Relevance: Prostate cancer (PC) is one of the most common malignant neoplasms in the male population. The widespread introduction of modern diagnostic methods and the determination of prostate-specific antigen (PSA) levels have increased the number of detected cases of localized and locally advanced PC forms. However, in some patients treated with radical methods and long-term androgen deprivation therapy (ADT), the disease continues to progress in the form of an increase in PSA levels with castration testosterone values and with no distant metastases. Such a course of the disease is referred to as non-metastatic castration-resistant prostate cancer (nmCRPC).
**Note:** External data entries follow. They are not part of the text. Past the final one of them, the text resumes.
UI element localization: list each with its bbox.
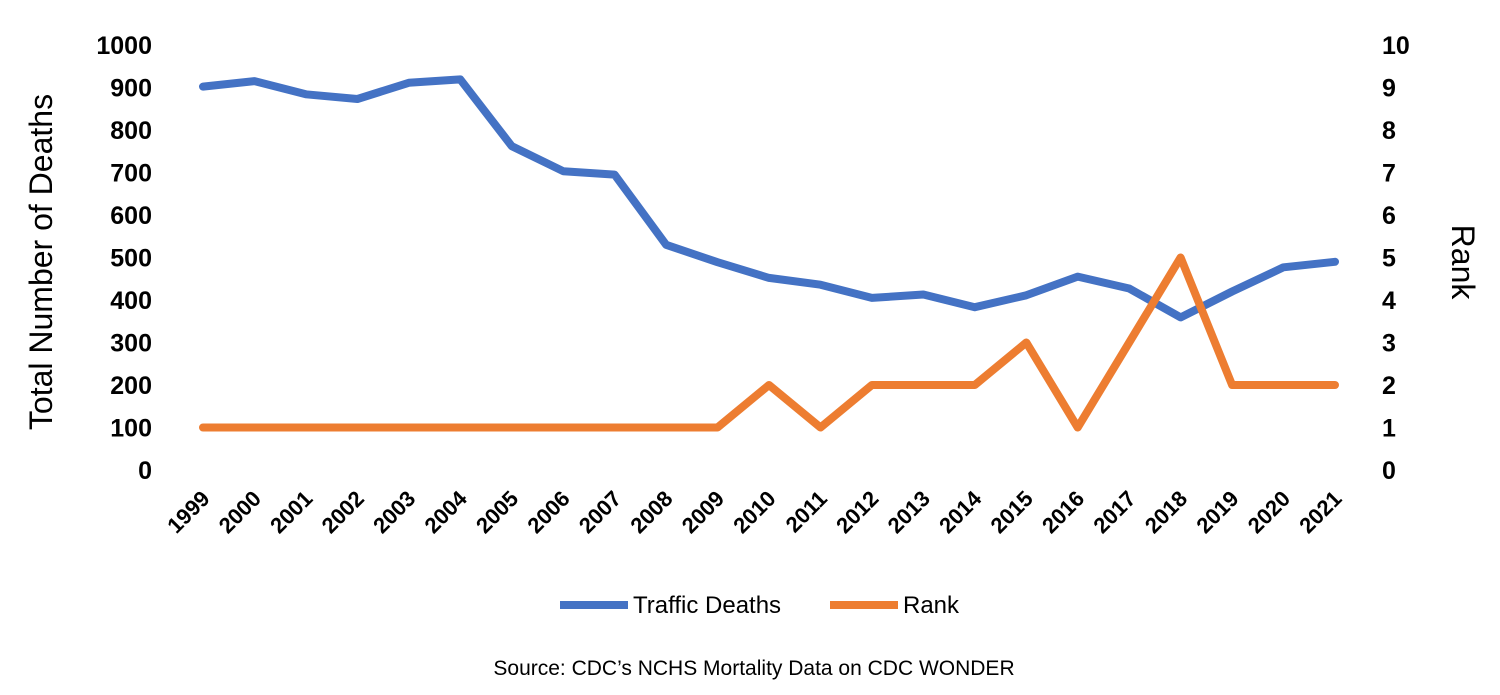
- x-tick-label: 2009: [677, 486, 729, 538]
- y-tick-label: 200: [110, 372, 152, 400]
- x-tick-label: 2011: [781, 486, 832, 537]
- y-tick-label: 300: [110, 330, 152, 358]
- x-tick-label: 1999: [162, 486, 214, 538]
- y2-tick-label: 8: [1382, 117, 1396, 145]
- y-tick-label: 600: [110, 202, 152, 230]
- x-axis-ticks: 1999 2000 2001 2002 2003 2004 2005 2006 2007 2008…: [162, 485, 1346, 538]
- y2-tick-label: 4: [1382, 287, 1396, 315]
- x-tick-label: 2021: [1294, 486, 1346, 538]
- y-tick-label: 0: [138, 457, 152, 485]
- x-tick-label: 2013: [883, 486, 935, 538]
- x-tick-label: 2001: [265, 486, 317, 538]
- y-tick-label: 800: [110, 117, 152, 145]
- y2-tick-label: 6: [1382, 202, 1396, 230]
- x-tick-label: 2006: [522, 486, 574, 538]
- series-line-rank: [199, 253, 1339, 432]
- y-tick-label: 500: [110, 245, 152, 273]
- y2-tick-label: 5: [1382, 245, 1396, 273]
- y2-axis-title: Rank: [1445, 225, 1481, 301]
- legend: Traffic Deaths Rank: [560, 592, 960, 619]
- y-tick-label: 100: [110, 415, 152, 443]
- series-lines: [199, 75, 1339, 432]
- y2-tick-label: 10: [1382, 32, 1410, 60]
- x-tick-label: 2015: [986, 486, 1038, 538]
- x-tick-label: 2003: [368, 486, 420, 538]
- x-tick-label: 2007: [574, 486, 626, 538]
- y-tick-label: 700: [110, 160, 152, 188]
- legend-label-rank: Rank: [903, 592, 960, 619]
- left-axis-ticks: 0 100 200 300 400 500 600 700 800 900 1000: [96, 32, 152, 485]
- y2-tick-label: 7: [1382, 160, 1396, 188]
- x-tick-label: 2008: [625, 486, 677, 538]
- y-tick-label: 1000: [96, 32, 152, 60]
- right-axis-ticks: 0 1 2 3 4 5 6 7 8 9 10: [1382, 32, 1410, 485]
- y-axis-title: Total Number of Deaths: [23, 94, 59, 430]
- y-tick-label: 900: [110, 75, 152, 103]
- x-tick-label: 2005: [471, 486, 523, 538]
- y2-tick-label: 3: [1382, 330, 1396, 358]
- y2-tick-label: 1: [1382, 415, 1396, 443]
- legend-label-traffic-deaths: Traffic Deaths: [633, 592, 781, 619]
- y2-tick-label: 9: [1382, 75, 1396, 103]
- x-tick-label: 2020: [1243, 486, 1295, 538]
- x-tick-label: 2019: [1191, 486, 1243, 538]
- x-tick-label: 2002: [317, 486, 369, 538]
- x-tick-label: 2017: [1088, 486, 1140, 538]
- source-note: Source: CDC’s NCHS Mortality Data on CDC…: [493, 657, 1014, 680]
- y2-tick-label: 0: [1382, 457, 1396, 485]
- x-tick-label: 2014: [934, 485, 987, 538]
- x-tick-label: 2016: [1037, 486, 1089, 538]
- y2-tick-label: 2: [1382, 372, 1396, 400]
- x-tick-label: 2012: [831, 486, 883, 538]
- x-tick-label: 2010: [728, 486, 780, 538]
- x-tick-label: 2004: [420, 485, 473, 538]
- y-tick-label: 400: [110, 287, 152, 315]
- x-tick-label: 2000: [214, 486, 266, 538]
- x-tick-label: 2018: [1140, 486, 1192, 538]
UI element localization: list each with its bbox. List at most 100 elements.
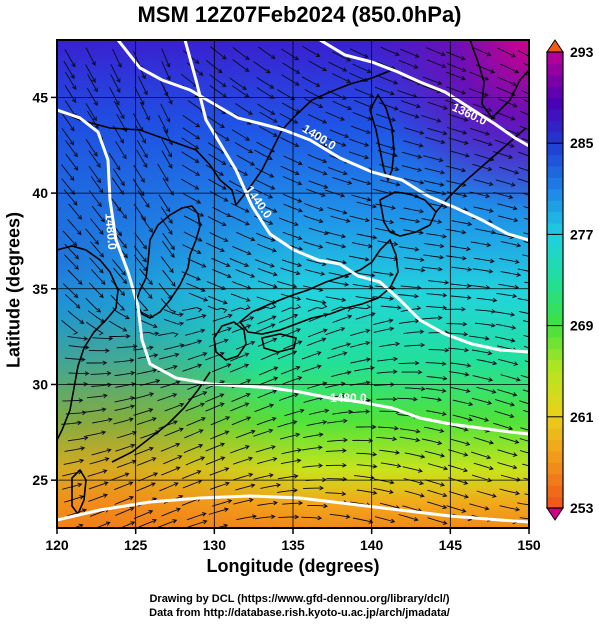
streamline-245 xyxy=(185,206,205,217)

Purpose: The article reports the results of a meeting of the Expert Council arranged by the Kazakh Research Institute of Oncology and Radiology on December 25, 2020, on non-metastatic castration-resistant prostate cancer diagnostics and treatment. Results: Large clinical studies highlight the critical importance of controlling the PSA doubling time as the main prognostic factor for an unfavorable outcome to increase patient survival and prevent the development of distant metastases. Based on the results of large randomized studies, experts recommended using new-generation androgen receptor antagonists in combination with ongoing ADT to improve the clinical outcomes in nmCRPC patients at high risk of metastatic progression. The Expert Council was presented with the data of a registration clinical study on darolutamide efficacy and safety. The advantages of introducing this drug into clinical practice to expand the choice of therapeutic options were identified. Personalized adjustment of a treatment regimen will increase the treatment efficacy and ensure higher survival in this category of patients. Conclusion: Increasing survival as the main objective in treating nmCRPC patients requires improved diagnostics through regular controlling of testosterone and PSA levels, calculation of PSA doubling time, and the use of radiological diagnostic methods to rule out distant metastases. The choice of therapy in patients at high risk of metastasis shall consider the patient’s status and the treatment efficacy and safety balance.